Additionally, it completely transforms the original John Wick outside out. The main drawback of that unexpected film wasn’t just Stahelski’s masterful staging of the hand-to-hand fight scenes, which eschewed the quick-cut conflict of Michael Bays fight scenes in favor of a Gene Kelly / Fred Astaire eloquence that shows you every move, twist, and change the way you can see the actual dancing body in an old MGM musical. It was also the change it took about an hour to discover that the murderer John Wick is a seasoned agent in the covert community of robbers, murderers, and criminals that coexists peacefully with our own and is housed out of the fancy hotel known as the Continental. The second John Wick movie was still about a man and his dog, as well as the idiotic son of the Russian gangster who was going to pay for what he did to the doggy, even though that mythical world was just great fun and strange.

John Wick 4 is all mythology, and I don’t know if you’d be able to make sense of the Continental world if you haven’t seen any of the others. But who cares. When people aren’t fighting, John Wick 4 is just gorgeous to look at no matter where you are—Osaka or Paris or Berlin or the Gobi Desert. And when they are, you just sit there with your jaw dropped in amazement. There’s a staggering sequence set on a series of outdoor staircases, which Wick has to get to the top of, and he keeps getting waylaid again and again.

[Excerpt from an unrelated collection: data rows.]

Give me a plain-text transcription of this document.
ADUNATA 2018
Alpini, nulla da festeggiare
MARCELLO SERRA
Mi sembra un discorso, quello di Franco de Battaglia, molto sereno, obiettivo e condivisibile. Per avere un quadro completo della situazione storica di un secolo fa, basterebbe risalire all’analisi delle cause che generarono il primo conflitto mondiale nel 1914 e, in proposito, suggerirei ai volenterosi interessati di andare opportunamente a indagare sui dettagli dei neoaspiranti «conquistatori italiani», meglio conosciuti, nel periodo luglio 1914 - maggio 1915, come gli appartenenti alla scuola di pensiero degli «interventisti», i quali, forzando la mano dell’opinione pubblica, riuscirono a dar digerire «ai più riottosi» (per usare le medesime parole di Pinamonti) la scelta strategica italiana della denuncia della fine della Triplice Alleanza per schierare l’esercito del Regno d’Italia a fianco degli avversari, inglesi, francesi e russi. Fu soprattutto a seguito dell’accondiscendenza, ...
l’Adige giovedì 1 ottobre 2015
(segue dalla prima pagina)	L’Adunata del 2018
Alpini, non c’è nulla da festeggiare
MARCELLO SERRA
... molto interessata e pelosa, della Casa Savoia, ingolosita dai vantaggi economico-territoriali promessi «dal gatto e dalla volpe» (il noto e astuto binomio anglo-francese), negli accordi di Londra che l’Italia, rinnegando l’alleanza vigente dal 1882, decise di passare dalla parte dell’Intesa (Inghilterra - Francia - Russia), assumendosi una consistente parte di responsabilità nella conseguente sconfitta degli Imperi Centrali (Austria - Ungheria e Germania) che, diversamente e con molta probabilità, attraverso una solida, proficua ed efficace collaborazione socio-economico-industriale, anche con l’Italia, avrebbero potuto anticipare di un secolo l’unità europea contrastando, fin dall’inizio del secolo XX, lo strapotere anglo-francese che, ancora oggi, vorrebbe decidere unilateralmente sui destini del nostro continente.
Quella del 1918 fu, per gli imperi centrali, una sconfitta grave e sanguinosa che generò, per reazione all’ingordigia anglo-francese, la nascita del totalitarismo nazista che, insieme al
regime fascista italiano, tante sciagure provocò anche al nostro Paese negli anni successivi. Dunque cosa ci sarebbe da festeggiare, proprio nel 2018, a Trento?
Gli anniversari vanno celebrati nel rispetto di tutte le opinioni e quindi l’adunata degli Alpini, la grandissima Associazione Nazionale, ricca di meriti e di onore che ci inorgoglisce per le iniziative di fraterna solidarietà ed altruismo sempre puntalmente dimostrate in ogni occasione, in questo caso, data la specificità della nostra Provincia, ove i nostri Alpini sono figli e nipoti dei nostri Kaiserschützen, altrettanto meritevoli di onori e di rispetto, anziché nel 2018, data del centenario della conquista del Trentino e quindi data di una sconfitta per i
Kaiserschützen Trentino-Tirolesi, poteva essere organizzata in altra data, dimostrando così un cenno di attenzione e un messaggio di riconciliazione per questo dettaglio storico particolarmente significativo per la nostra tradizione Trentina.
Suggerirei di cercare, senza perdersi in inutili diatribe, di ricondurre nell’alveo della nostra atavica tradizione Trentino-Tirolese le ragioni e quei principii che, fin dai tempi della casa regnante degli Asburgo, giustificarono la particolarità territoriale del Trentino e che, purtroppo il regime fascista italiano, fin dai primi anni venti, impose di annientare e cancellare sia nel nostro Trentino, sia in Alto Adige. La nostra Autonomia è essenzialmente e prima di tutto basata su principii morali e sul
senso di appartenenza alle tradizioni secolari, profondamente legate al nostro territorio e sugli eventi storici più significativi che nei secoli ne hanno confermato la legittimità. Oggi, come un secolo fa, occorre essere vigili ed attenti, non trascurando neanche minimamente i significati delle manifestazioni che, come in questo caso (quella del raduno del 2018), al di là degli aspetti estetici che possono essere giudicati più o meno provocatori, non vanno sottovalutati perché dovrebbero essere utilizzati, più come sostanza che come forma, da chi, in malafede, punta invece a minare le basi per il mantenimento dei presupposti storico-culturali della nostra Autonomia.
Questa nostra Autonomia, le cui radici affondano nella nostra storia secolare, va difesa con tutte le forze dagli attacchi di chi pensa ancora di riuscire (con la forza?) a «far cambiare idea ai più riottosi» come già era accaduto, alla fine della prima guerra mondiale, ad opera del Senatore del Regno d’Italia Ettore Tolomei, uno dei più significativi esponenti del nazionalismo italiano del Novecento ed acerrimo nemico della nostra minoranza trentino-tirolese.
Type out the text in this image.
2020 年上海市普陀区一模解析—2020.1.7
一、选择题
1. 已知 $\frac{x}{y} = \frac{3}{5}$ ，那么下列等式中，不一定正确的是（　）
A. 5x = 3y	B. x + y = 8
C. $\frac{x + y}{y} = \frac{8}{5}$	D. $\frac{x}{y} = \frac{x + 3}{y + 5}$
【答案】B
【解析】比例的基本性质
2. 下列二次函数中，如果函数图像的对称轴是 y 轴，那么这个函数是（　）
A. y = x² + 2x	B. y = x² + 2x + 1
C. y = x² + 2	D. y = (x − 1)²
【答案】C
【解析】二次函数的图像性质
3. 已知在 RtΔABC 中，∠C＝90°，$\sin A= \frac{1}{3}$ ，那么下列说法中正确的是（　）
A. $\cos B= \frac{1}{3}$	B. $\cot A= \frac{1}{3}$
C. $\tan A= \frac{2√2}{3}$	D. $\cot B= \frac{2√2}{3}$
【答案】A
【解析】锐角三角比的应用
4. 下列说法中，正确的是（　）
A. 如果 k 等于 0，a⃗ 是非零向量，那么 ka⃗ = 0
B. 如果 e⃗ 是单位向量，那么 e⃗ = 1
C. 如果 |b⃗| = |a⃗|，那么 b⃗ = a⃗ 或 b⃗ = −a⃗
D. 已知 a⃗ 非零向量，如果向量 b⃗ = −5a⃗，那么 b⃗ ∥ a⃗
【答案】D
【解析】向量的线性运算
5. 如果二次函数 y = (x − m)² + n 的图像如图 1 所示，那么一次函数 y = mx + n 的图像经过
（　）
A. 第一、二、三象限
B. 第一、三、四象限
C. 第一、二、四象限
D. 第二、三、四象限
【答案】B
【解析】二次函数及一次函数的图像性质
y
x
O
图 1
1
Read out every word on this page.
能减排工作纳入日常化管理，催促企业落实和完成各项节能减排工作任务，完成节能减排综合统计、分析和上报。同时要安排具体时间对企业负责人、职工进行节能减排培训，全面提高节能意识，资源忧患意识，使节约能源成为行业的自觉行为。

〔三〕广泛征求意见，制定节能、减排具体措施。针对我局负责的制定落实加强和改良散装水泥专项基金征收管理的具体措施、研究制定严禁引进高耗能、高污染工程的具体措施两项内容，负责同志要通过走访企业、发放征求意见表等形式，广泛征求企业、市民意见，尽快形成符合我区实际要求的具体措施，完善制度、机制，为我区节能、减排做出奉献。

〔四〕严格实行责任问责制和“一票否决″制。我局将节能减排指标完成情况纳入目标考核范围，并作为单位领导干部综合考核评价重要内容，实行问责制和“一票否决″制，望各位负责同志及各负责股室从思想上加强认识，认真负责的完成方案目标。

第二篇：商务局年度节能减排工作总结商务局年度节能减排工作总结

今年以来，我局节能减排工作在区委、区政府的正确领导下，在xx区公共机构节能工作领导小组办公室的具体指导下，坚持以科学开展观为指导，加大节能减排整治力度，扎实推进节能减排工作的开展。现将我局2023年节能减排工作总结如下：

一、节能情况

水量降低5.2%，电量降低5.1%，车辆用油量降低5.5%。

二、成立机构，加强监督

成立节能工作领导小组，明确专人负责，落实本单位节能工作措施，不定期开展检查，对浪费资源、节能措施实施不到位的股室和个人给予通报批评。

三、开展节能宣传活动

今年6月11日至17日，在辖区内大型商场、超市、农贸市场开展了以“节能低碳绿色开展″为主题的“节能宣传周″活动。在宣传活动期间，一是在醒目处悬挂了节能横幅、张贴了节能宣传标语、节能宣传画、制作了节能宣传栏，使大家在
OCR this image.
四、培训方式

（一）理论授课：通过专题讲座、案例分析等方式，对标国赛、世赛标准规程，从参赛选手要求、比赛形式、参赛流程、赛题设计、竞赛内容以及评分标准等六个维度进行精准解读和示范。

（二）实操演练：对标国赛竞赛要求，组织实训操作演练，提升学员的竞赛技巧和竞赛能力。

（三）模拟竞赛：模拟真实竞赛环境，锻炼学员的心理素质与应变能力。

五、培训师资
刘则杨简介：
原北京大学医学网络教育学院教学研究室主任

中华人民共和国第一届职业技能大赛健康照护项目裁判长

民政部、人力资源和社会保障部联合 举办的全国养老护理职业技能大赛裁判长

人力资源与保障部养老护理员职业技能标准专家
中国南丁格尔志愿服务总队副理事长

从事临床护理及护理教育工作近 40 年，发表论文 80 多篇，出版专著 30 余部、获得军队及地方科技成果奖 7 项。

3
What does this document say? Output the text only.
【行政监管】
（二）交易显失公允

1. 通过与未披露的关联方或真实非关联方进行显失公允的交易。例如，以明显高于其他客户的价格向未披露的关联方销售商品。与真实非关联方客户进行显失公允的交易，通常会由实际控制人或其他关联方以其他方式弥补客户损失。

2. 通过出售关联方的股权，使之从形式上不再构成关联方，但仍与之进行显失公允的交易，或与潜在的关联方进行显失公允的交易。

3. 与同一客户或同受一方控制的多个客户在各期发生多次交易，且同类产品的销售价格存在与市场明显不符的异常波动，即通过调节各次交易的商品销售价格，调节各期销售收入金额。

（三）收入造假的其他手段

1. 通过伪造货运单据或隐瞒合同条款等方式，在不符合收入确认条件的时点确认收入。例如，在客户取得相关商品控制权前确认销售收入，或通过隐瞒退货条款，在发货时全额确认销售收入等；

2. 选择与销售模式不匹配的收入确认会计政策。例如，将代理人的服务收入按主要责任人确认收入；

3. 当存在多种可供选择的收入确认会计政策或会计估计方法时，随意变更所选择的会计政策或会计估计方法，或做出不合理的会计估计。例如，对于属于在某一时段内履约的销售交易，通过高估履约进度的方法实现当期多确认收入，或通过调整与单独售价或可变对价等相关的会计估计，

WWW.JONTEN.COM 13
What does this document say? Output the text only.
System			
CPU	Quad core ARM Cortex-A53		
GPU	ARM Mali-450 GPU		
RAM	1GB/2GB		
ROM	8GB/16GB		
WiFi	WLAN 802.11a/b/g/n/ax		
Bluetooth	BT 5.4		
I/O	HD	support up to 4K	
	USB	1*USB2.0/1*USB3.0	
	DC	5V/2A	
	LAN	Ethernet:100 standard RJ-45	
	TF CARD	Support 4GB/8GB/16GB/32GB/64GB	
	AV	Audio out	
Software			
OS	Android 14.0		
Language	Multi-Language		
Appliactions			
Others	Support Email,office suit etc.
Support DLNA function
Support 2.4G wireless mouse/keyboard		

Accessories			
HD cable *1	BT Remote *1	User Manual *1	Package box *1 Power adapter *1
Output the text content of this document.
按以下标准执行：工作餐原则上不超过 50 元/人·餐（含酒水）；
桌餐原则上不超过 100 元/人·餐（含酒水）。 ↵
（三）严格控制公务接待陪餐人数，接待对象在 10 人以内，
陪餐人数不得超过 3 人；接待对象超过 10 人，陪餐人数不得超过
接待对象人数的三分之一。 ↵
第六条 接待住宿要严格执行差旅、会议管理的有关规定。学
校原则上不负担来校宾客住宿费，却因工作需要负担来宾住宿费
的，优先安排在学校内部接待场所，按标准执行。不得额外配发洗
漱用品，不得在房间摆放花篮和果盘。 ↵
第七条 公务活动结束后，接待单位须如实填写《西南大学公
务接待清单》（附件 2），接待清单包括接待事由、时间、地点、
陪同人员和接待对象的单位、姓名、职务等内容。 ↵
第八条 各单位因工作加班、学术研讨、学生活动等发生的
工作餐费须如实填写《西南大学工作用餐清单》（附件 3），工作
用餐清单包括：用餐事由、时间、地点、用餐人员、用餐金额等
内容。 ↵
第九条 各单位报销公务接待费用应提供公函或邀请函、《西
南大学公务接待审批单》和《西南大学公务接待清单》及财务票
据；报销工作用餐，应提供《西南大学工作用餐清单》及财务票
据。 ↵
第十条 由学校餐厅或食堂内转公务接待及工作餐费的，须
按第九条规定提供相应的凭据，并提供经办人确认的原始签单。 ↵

And the only thing I want to argue about the film’s main attraction is that it happens at night in a well-known Parisian location. You have never seen anything like it, which involves vehicles, motorcycles, trucks, and walkers.

As per usual, Reeves gives his acting — if you can call it that— here a kind of hypnotic woodenness. In the whole image, he utters about 50 words and hardly speaks or alters his expression. Reeves, however, makes a distinctive screen presence in these fights— or at least he engages in much of them to show his dedicated physicality. And he is surrounded by a variety of excellent bright performances, including Bill Skarsgrd as the film’s title character, John Wick show former Ian McShane( best known as Al Swearengen in the beautiful HBO show Deadwood ), Hiroyuki Sanada as his rival in Japan, and the dead hotel supervisor in New York. Additionally, Shamier Anderson, who plays a new-generation John Wick and will probably anchor the second access in the company if one is made, introduces us to the burgeoning new star.

Of all, one will be created. Exactly what am I saying? This is going to be extremely profitable, and it should be.